Vous préparez vos prochaines vacances et avez déjà la tête aux sorties ensoleillées ? Mais que faire si la météo ne joue pas en votre faveur ? De plus en plus d'agences de voyages proposent une "garantie soleil", censée indemniser les vacanciers en cas de conditions climatiques défavorables. Vaut-il réellement la peine d'y souscrire ? Éclaircissements.
Fonctionnement de la garantie
Tout comme la garantie neige pour les vacances d'hiver, la garantie soleil doit être souscrite lors de la réservation de votre séjour. Elle est valable du début à la fin de vos vacances. Le montant nécessaire pour cette garantie peut varier : les prix oscillent généralement entre 50 et 80 euros par personne, comme l'indique Didier Arino, expert en tourisme. Toutefois, certaines agences choisissent d'offrir cette garantie gratuitement pour séduire les clients.
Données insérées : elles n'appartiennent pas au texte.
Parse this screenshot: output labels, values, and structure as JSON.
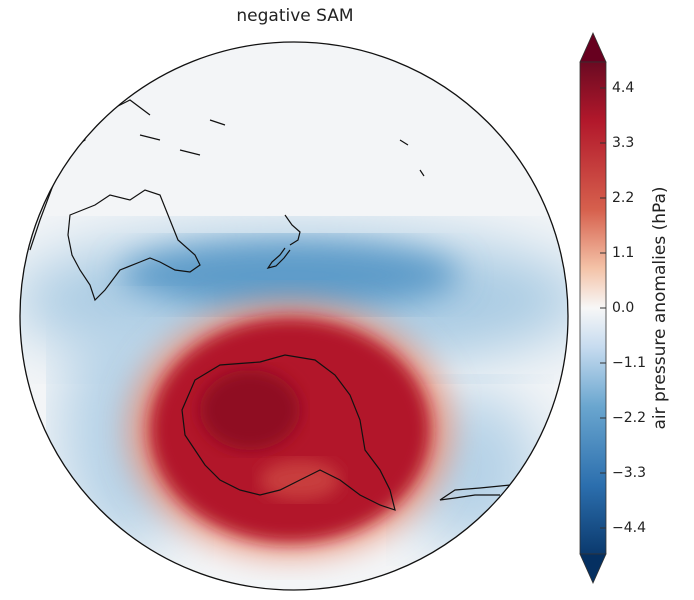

Modalités de remboursement
Les conditions de remboursement varient en fonction des agences, souvent sous forme de chèques ou de bons cadeaux. Voici quelques exemples :
- Pierre et Vacances
Propose un chèque de 150 euros si le soleil a brillé moins de trois jours. Ce montant s'élève à 200 euros si le soleil n’a pas du tout été au rendez-vous durant tout le séjour. Prenez en compte un tarif d'environ 79 euros par personne pour évaluer l'intérêt de l'offre.
- Belambra
Offre un remboursement de 150 euros si plus de six heures de pluie ont été enregistrées durant plus de la moitié du séjour. Cette option est incluse dans une promotion proposée pour un euro, un prix à débattre.
- Sunêlia
Offre un bon cadeau de 100 euros si moins de trois jours sont ensoleillés pour une semaine, montant à 200 euros si le mauvais temps persiste durant tout le séjour. Leur garantie est intégrée dans toutes les réservations.
Critères d'ensoleillement
Les agences s’appuient sur des données météorologiques pour évaluer l’ensoleillement. Des outils comme Metnext ou l’indice Sun de Weathernews sont utilisés. Ces plateformes mesurent le rayonnement solaire entre 10h et 18h, considérant une journée comme ensoleillée dès que l'intensité dépasse 120 W/m². En résumé, s’il y a moins de deux heures de soleil dans cette plage horaire, ce jour est considéré comme non ensoleillé.
En termes de rentabilité, cette garantie peut s'avérer intéressante si elle n'implique pas de coûts élevés. Toutefois, il est crucial de lire attentivement les modalités de cette offre avant de prendre une décision, comme le rappelle Didier Arino.